Gifted foreign students could be allowed to take their master's free of charge at Swedish universities, provided they agree to stay on and work in the country when they finish. The proposition tabled by Tobias Krantz, Sweden's higher education minister, would apply to students from outside the European Union, who will have to pay tuition fees next year for the first time, Swedish newspaper The Local reported. The main targets would be talented young people who want to take two-year master's programmes in natural sciences or technology-related subjects. Ylva Johansson, the Social Democrats spokeswoman on welfare issues, criticised the plans, saying that the best students had better options than living in "serfdom" in Sweden.

South Africa

Cash shortage sparks violence

Violent protests led to arrests on a South African campus as students held rallies against financial aid shortages. The Mail and Guardian newspaper reported that 20 students were arrested at the University of the Western Cape after attempting to trash a library.

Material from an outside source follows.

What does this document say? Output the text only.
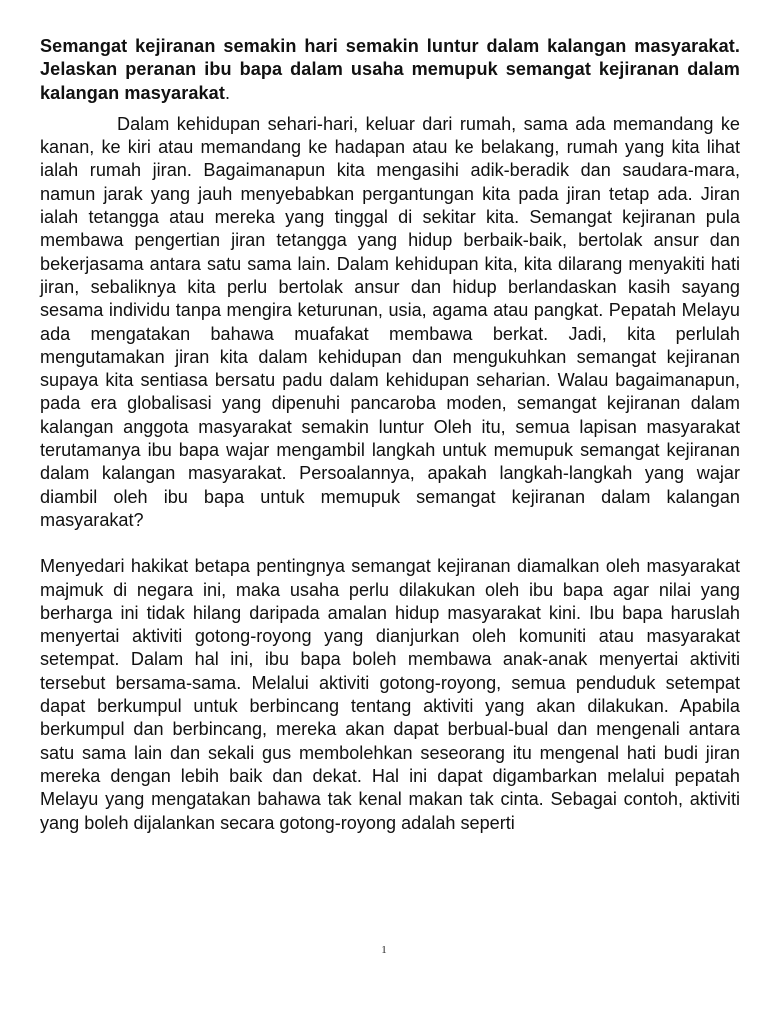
Semangat kejiranan semakin hari semakin luntur dalam kalangan masyarakat. Jelaskan peranan ibu bapa dalam usaha memupuk semangat kejiranan dalam kalangan masyarakat.

Dalam kehidupan sehari-hari, keluar dari rumah, sama ada memandang ke kanan, ke kiri atau memandang ke hadapan atau ke belakang, rumah yang kita lihat ialah rumah jiran. Bagaimanapun kita mengasihi adik-beradik dan saudara-mara, namun jarak yang jauh menyebabkan pergantungan kita pada jiran tetap ada. Jiran ialah tetangga atau mereka yang tinggal di sekitar kita. Semangat kejiranan pula membawa pengertian jiran tetangga yang hidup berbaik-baik, bertolak ansur dan bekerjasama antara satu sama lain. Dalam kehidupan kita, kita dilarang menyakiti hati jiran, sebaliknya kita perlu bertolak ansur dan hidup berlandaskan kasih sayang sesama individu tanpa mengira keturunan, usia, agama atau pangkat. Pepatah Melayu ada mengatakan bahawa muafakat membawa berkat. Jadi, kita perlulah mengutamakan jiran kita dalam kehidupan dan mengukuhkan semangat kejiranan supaya kita sentiasa bersatu padu dalam kehidupan seharian. Walau bagaimanapun, pada era globalisasi yang dipenuhi pancaroba moden, semangat kejiranan dalam kalangan anggota masyarakat semakin luntur Oleh itu, semua lapisan masyarakat terutamanya ibu bapa wajar mengambil langkah untuk memupuk semangat kejiranan dalam kalangan masyarakat. Persoalannya, apakah langkah-langkah yang wajar diambil oleh ibu bapa untuk memupuk semangat kejiranan dalam kalangan masyarakat?

Menyedari hakikat betapa pentingnya semangat kejiranan diamalkan oleh masyarakat majmuk di negara ini, maka usaha perlu dilakukan oleh ibu bapa agar nilai yang berharga ini tidak hilang daripada amalan hidup masyarakat kini. Ibu bapa haruslah menyertai aktiviti gotong-royong yang dianjurkan oleh komuniti atau masyarakat setempat. Dalam hal ini, ibu bapa boleh membawa anak-anak menyertai aktiviti tersebut bersama-sama. Melalui aktiviti gotong-royong, semua penduduk setempat dapat berkumpul untuk berbincang tentang aktiviti yang akan dilakukan. Apabila berkumpul dan berbincang, mereka akan dapat berbual-bual dan mengenali antara satu sama lain dan sekali gus membolehkan seseorang itu mengenal hati budi jiran mereka dengan lebih baik dan dekat. Hal ini dapat digambarkan melalui pepatah Melayu yang mengatakan bahawa tak kenal makan tak cinta. Sebagai contoh, aktiviti yang boleh dijalankan secara gotong-royong adalah seperti

1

Stones were thrown and fires started during the protest last week, which followed similar scenes at the Durban University of Technology. The newspaper said the protests stemmed from a shortage of National Student Financial Aid Scheme allocations after a surge in the number of students applying for assistance. Brian O'Connell, vice-chancellor of Western Cape, said he had asked the aid scheme for additional funds and had been "advised that it could make a limited amount of money available to assist these students, but the (amount) would not be close to what is required".

Ireland

Fees by any other name

The Irish government is planning to reintroduce university fees through the back door by increasing a "student services" charge, it has been claimed. Gary Redmond, president of the Union of Students in Ireland, said he was "gravely concerned" about plans to increase the €1,500 (£1,230) cap on the charge, which is used to offset the cost of exams, student registration and other administrative expenses. The charge, which started out as a £150 levy in 1995, is set annually by universities and colleges in consultation with the Higher Education Authority and the Department of Education. The USI told The Irish Times that it understood the government was planning to increase the cap by at least €1,000 for the academic year 2011-12. Mr Redmond said: "€1,500 is already an awful lot of money for someone to pay up front. If that went to €2,500 or €3,000, you would really be getting into the area of fees by the back door or fees by any other name."